@cleverage/responsive-video-background

A JavaScript library to help build components with responsive video and/or image background


Keywords
web-component, video, component, responsive, background, cleverage
License
MIT
Install
npm install @cleverage/responsive-video-background@1.2.0

Documentation

<responsive-video-background /> Web Component

GitHub release (latest by date) npm npm GitHub Built by Clever Age

A Web Component that helps responsively using a video as the background of a content block. The video usage can be restricted to large viewports, with an image fallback on thinner ones.

The dimensions of the Web Component are determined by the content inside it. You can style the Web Component with CSS, but it is better to style the content itself, as there could be a layout shift with the component's styles because JavaScript has to run to really make it available.

Accessibility: If there's a video, it will play only if if the user didn't "notify the system that they prefer an interface that removes or replaces the types of motion-based animation that trigger discomfort for those with vestibular motion disorders" thanks to the CSS prefers-reduced-motion media query.

Examples

See on https://cleverage.github.io/responsive-video-background/

Installation

Use from a CDN

The quickest way to get started and try the Web Component is to load <responsive-video-background /> as a module script tag from a CDN:

<script type="module" src="https://unpkg.com/@cleverage/responsive-video-background@^1"></script>

Don't forget the type="module" attribute, this is own JavaScript modules are now loaded in HTML pages.

This is own it is used in this demo in CodePen that you can fork to play with it.
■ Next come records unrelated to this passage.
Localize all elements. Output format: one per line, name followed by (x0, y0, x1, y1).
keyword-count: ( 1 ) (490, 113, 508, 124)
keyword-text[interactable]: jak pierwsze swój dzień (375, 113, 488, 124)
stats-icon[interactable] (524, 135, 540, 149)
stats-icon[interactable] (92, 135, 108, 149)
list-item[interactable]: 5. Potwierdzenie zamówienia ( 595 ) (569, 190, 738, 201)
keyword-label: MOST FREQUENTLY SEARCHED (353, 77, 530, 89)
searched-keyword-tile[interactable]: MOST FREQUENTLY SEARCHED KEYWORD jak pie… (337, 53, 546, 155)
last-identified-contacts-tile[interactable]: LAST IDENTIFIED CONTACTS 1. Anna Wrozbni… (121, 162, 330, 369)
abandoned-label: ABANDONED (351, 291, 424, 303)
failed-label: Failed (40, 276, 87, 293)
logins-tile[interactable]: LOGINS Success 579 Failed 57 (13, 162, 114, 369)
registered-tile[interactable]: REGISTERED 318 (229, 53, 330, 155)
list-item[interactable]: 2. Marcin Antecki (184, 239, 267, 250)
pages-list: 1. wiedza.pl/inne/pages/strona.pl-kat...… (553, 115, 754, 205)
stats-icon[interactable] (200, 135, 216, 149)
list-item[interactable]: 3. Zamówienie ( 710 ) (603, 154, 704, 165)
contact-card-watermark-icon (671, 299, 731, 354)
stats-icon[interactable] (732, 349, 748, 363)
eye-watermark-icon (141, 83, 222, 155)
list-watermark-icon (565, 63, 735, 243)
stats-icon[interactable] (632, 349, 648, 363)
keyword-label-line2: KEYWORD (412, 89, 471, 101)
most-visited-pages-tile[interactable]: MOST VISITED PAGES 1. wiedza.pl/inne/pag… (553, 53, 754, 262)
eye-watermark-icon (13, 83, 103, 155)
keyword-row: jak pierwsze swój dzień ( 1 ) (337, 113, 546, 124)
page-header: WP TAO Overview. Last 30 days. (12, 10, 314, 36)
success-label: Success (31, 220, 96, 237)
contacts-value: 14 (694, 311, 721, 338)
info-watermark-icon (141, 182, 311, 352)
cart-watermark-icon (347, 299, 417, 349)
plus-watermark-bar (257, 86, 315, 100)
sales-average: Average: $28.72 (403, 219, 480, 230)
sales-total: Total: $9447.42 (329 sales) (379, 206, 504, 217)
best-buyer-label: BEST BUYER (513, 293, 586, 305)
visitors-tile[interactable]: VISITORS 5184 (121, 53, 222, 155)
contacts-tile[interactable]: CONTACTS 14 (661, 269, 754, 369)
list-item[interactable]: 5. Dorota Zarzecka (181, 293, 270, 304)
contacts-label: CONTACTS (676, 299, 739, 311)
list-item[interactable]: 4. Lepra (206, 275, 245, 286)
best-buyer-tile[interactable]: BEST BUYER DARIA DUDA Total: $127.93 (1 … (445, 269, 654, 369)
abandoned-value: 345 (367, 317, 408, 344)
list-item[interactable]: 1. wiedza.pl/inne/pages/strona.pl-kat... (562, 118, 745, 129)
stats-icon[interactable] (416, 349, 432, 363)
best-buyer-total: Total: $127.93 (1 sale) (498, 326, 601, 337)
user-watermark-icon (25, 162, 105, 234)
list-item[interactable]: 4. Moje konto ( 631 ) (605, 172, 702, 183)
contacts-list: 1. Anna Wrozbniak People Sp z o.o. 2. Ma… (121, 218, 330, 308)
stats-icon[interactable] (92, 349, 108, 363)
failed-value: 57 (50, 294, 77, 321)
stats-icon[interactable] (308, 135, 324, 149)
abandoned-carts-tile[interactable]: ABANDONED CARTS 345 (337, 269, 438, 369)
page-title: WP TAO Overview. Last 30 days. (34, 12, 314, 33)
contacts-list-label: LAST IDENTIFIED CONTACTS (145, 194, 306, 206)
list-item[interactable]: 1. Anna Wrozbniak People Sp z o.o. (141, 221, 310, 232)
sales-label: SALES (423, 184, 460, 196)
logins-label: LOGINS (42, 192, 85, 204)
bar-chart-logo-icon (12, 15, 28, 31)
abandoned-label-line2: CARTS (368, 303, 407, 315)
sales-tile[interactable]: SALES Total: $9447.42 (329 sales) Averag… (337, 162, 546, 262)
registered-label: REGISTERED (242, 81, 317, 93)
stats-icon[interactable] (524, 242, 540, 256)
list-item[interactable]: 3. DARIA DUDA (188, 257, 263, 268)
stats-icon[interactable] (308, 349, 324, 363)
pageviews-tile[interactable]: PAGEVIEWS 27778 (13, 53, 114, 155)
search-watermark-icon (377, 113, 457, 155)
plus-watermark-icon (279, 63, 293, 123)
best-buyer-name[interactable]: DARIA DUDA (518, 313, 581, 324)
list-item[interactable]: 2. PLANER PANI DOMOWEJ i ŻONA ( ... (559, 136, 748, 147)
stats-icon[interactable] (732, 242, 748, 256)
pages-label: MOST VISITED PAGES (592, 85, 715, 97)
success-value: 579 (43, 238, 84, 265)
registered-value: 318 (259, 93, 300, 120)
Better for performance: add a local version to your project

<responsive-video-background /> is also available on npm, so you can add it to your project with this shell command:

npm install @cleverage/responsive-video-background

You can then import it in your own project:

import '@cleverage/responsive-video-background';

Your build tools will then be able to optimize where, when and how to load it.

Usage

Syntax

The Web Component's configuration is done with attributes:

<style>
/* …inline CSS styles for the component, to prevent layout shifts */
</style>
<responsive-video-background
    class=""
    webm="video.webm"
    mp4="video.mp4"
    poster="video-poster.jpg"
    fallback="not-responsive-image.jpg"
    srcset="image-320.jpg 320w, image-640.jpg 640w, image-1024.jpg 1024w"
    sizes="calc(100vh - 2rem)"
    breakpoint="48rem">
  Some content…
</responsive-video-background>

API

Attribute Description Example
webm URL to the WebM version of the video https://cleverage.github.io/responsive-video-background/demo/Big_Buck_Bunny_720_10s_1MB.webm
mp4 URL to the MP4 version of the video https://cleverage.github.io/responsive-video-background/Big_Buck_Bunny_720_10s_1MB.mp4
poster URL to the video's poster image. This should be the first frame of the video, and an highly optimized progressive JPEG https://cleverage.github.io/responsive-video-background/Big_Buck_Bunny_720.jpg
fallback URL to the fallback image, for the src attribute https://example.com/path/to/image-fallback.jpg
srcset Value of the srcset attribute for the responsive image https://example.com/path/to/image-320px.jpg 320w, https://example.com/path/to/image-850px.jpg 850w, https://example.com/path/to/image-1600px.jpg 1600w
sizes value of the sizes attribute for the responsive image calc(100vh - 2rem)
breakpoint Viewport width breakpoint, if there should be an image on thin viewports and a video on larger viewports 48rem

If the srcset option is set, these other ones are mandatory:

  • webm and/or mp4
  • fallback
  • sizes

If the breakpoint option is set, these other ones are mandatory:

  • webm and/or mp4
  • fallback
  • srcset
  • sizes

FAQ

Question Answer
Why isn't the image switching to a video when the viewport becomes larger? This is not a bug. The idea is to prevent a strong visual change when the user changes the viewport, either by resizing the browser, or rotating the device.